太極拳の推手って、面白いなあと思うのです。
大学で少林寺拳法をしている時、乱捕って、あんまり好きでもなかったです。力任せにぶん殴ったり蹴ったりするばかりで、根性ばかりが尊重され、怖がったらダメ、みたいな。
目をつぶるな、声出せー! 動きを止めるな! ってかんじで、1分でヘロヘロ。3分もやったら吐きそうになってました。
血気盛んでアホな学生がやることなのでしょうがないですが、ハイレベルな攻防はなかったです。野蛮人が強い!みたいなかんじ。鼻血ブーとか、ふつう。
防具と気合が必要なので、ちょっと気軽に練習もできませんでしたね。
私が好きな柔法(関節技)は、上手な先輩はあまりおられず、クラブの中では私が一番うまかったかな。
地味だし、柔法の試合なんかなかったし、みなさん、あんまり喜んでは練習してなかったです。
監督の道院に行けば、ハイレベルなことも学べましたけど、大学クラブでは、走ったり飛んだり腕立て伏せしたりばっかり。
私が幹部になった時は、柔法の指導も増やしましたが、後輩どもは体が楽なので喜んでましたが、同輩たちは、なまっちょろい練習してからに!という目で見ておりました。なんせ、体力を消耗する練習が重んじられていたのが、大学体育会武道系だったのであります。
私が柔法が上手だったのは、高校生の時の相方が、プロレスマニアで、サブミッションの練習に散々付き合わされたからです。アキレス腱固めとか、そんなん少林寺拳法に無い!っちゅう練習もずいぶんやってました。(虎固めという、足を取る技はありますが)
先日、安田先生の講習会の休み時間に、体育館の端っこでアキレス腱固めの練習している人がおられたので、高校生の頃を思い出しました。イノキ、ボンバイエ!
ちと、話がそれましたけど、太極推手は、防具も気合もいらないし、血も見ないし(普通は)、一時間連続しても疲れないし、やればやるほど練度の上がり具合も感じられるし、バリエーションは豊かで、無限の変化があり、日頃練習している套路の意味が分かり、套路の質も高まり、興味は尽きず、やるほどにどんどんハマっていきます。
初心者からベテランまで、レベルに応じた練習ができます。
私の知る中で最高峰は、安田先生とかN先生とか、次に異流派推手交流会に来られる猛者たちですが、みんなそれぞれ雰囲気が違い、同じような感じの人はいません。バリエーション豊かです。
全くの初心者ともよくお手合わせします。妙齢女性が多いですが、すぐ上達するので面白がられます。ゲームを覚えるみたいな感じですね。
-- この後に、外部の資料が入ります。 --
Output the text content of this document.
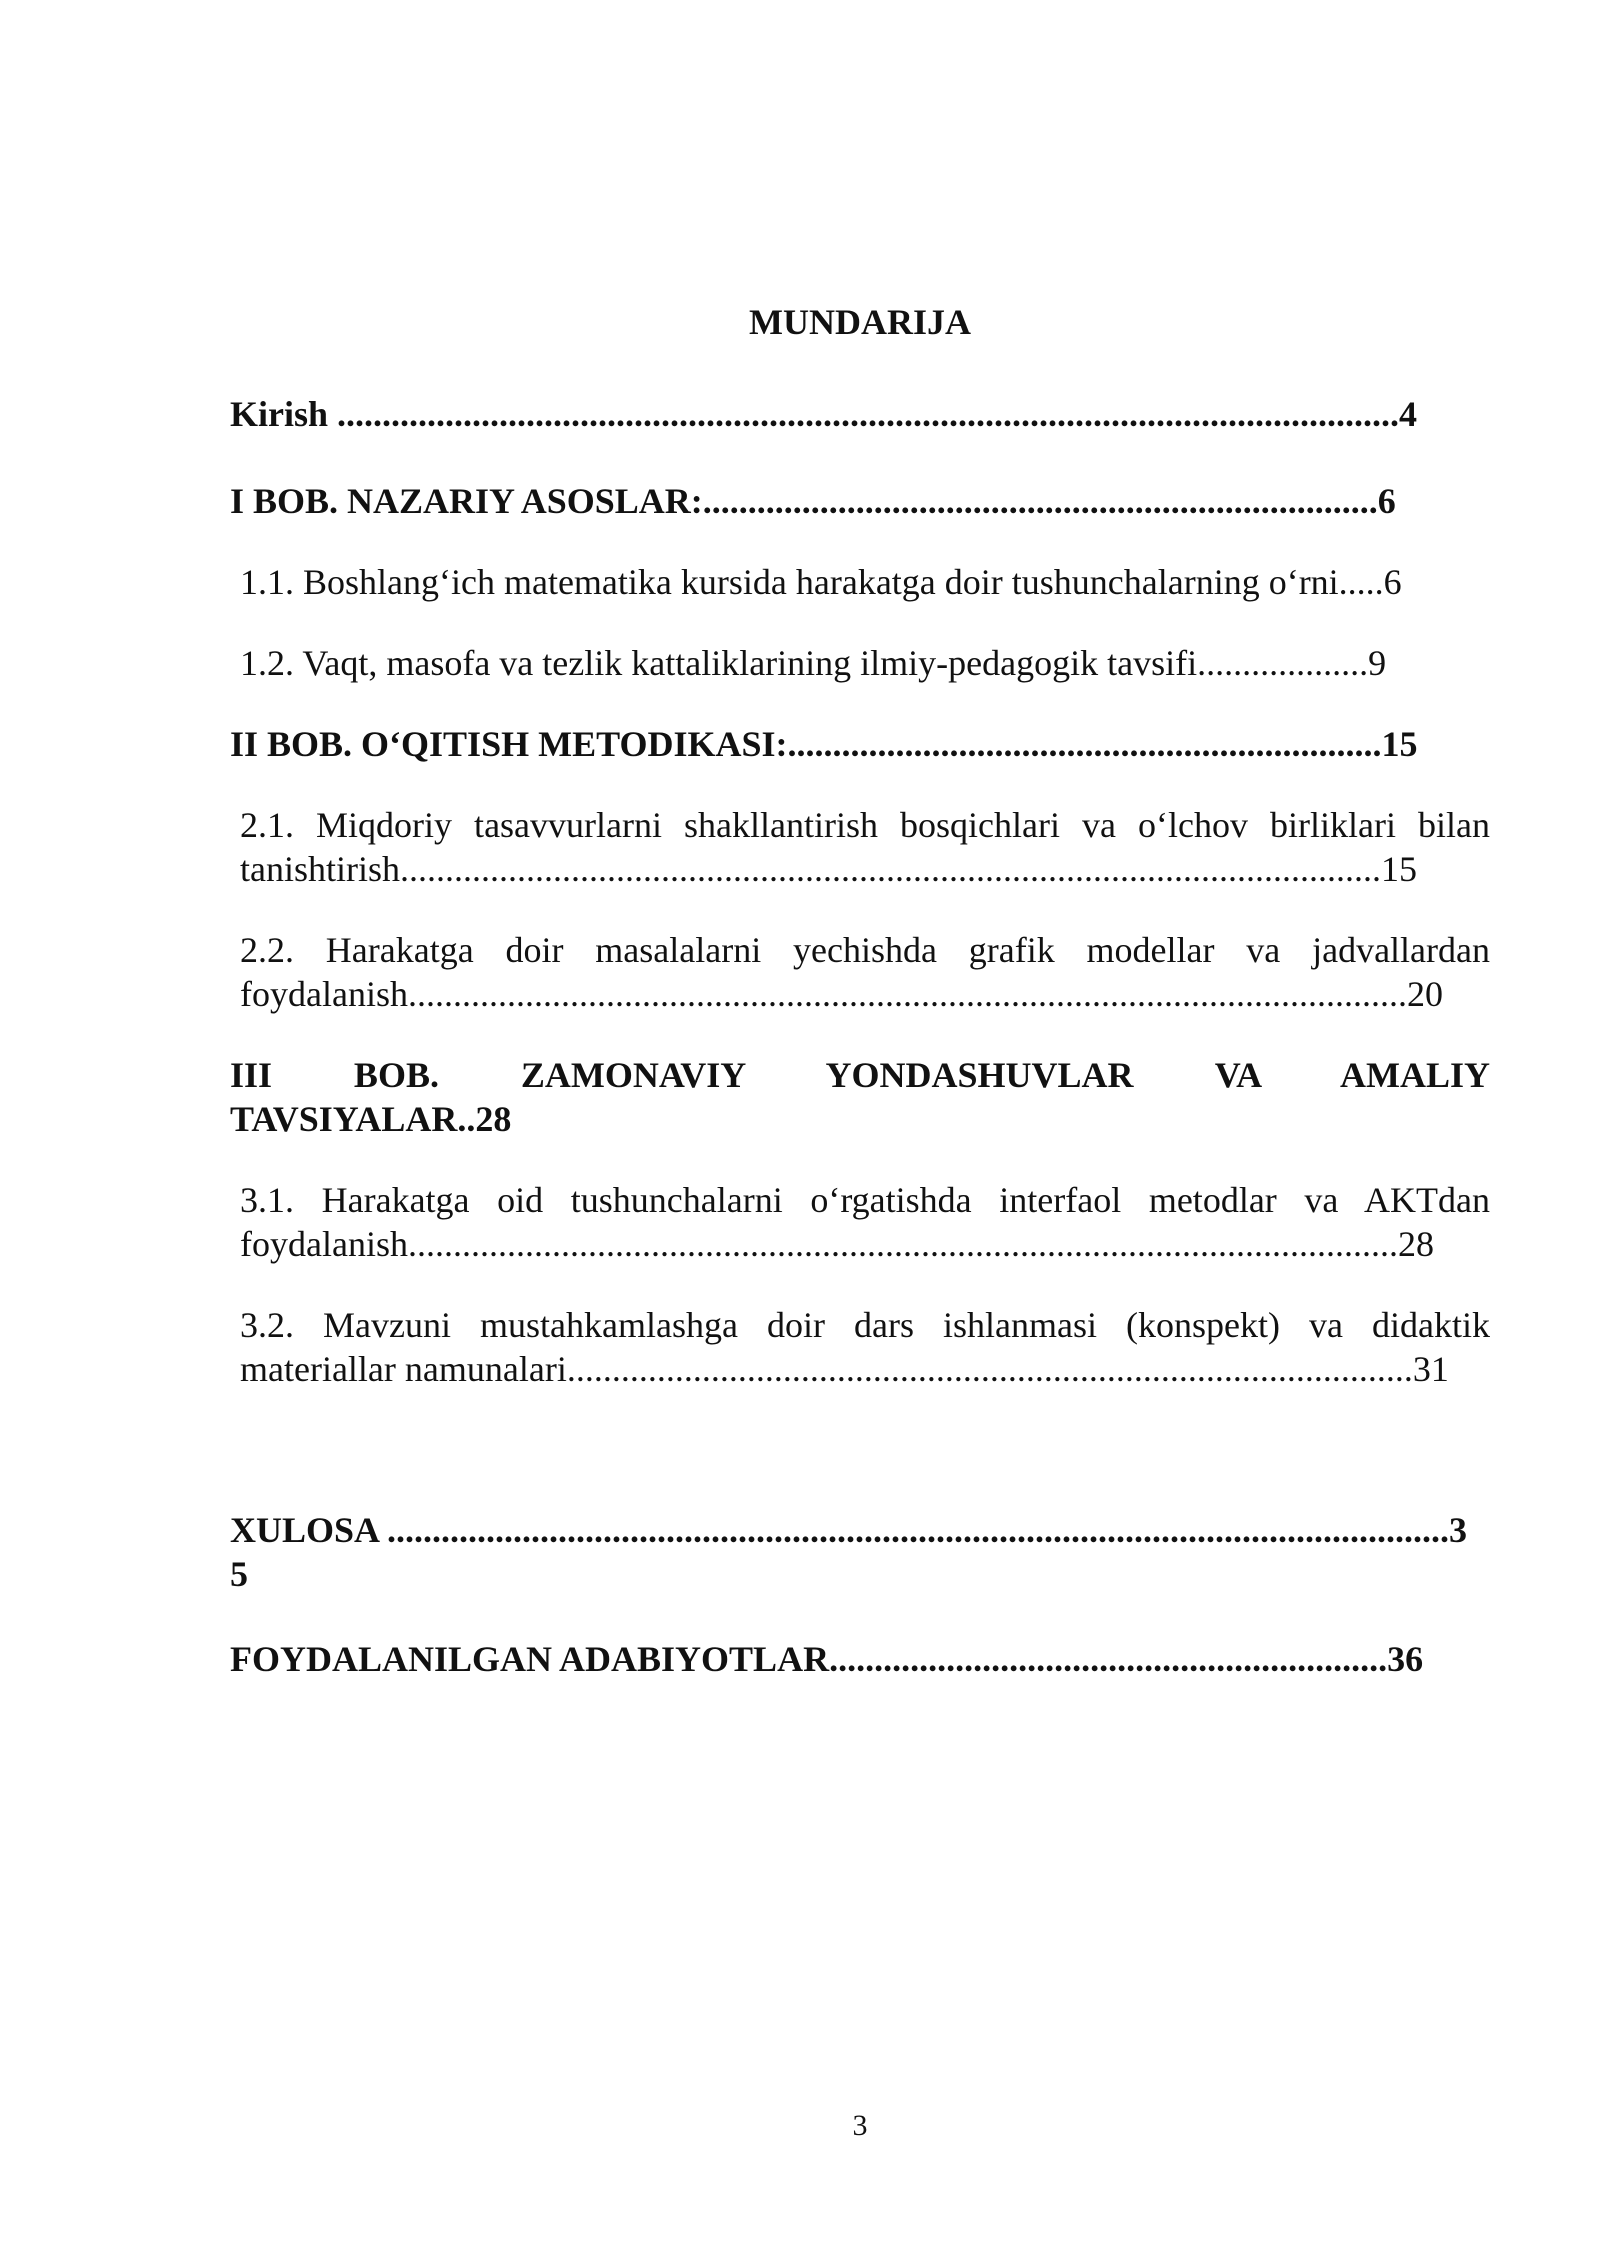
MUNDARIJA
Kirish ......................................................................................................................4
I BOB. NAZARIY ASOSLAR:...........................................................................6
1.1. Boshlang‘ich matematika kursida harakatga doir tushunchalarning o‘rni.....6
1.2. Vaqt, masofa va tezlik kattaliklarining ilmiy-pedagogik tavsifi...................9
II BOB. O‘QITISH METODIKASI:..................................................................15
2.1. Miqdoriy tasavvurlarni shakllantirish bosqichlari va o‘lchov birliklari bilan
tanishtirish.............................................................................................................15
2.2. Harakatga doir masalalarni yechishda grafik modellar va jadvallardan
foydalanish...............................................................................................................20
III BOB. ZAMONAVIY YONDASHUVLAR VA AMALIY
TAVSIYALAR..28
3.1. Harakatga oid tushunchalarni o‘rgatishda interfaol metodlar va AKTdan
foydalanish..............................................................................................................28
3.2. Mavzuni mustahkamlashga doir dars ishlanmasi (konspekt) va didaktik
materiallar namunalari..............................................................................................31
XULOSA ......................................................................................................................3
5
FOYDALANILGAN ADABIYOTLAR..............................................................36
3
同年代男性だと、武術的なテイストを入れて、打ったり蹴ったりも混ぜていきますが、大学生の乱捕みたいに、痛くはしないです。防具はつけません。ゆっくり軽く当てるだけですが、太極拳に対する感覚が変わっていきます。
微細な勁のやり取りを好む人には、そのように合わせますし、激しく動きたい人にはそのように合わせますし、十人十色に合わせて、私の方もキャパシティが広がります。
私が先生をやっている、自治会の公園教室では、陳式推手の基本からじっくりやって、ゲーム的要素は入れてません。完全に套路の補助練習です。それでも、できるようになると面白いので、生徒の皆様、喜んで取り組んでいます。
推手って、実に様々な取り組み方、練習方法があります。ゲーム的勝敗にこだわりすぎると、競技っぽくなって宜しくないと思いますが、楽しくやるぶんにはよいですね。
套路にピタッと合う感覚を目指せば、これは達人への道です。私はそっちが好きかなあ。
うちの生徒さん、達人を目指しているわけではありませんが、私のこだわりに合わせてもらっております。陳式推手って、なかなか練習できるところはないですから、私にとっても貴重な場です。
何も知らずに練習しているオバサマ方、他所に出た時に、自分のハイレベルさに気づいたら、面白いだろうなーと、企んでおるのです。まあ、まだまだですけど。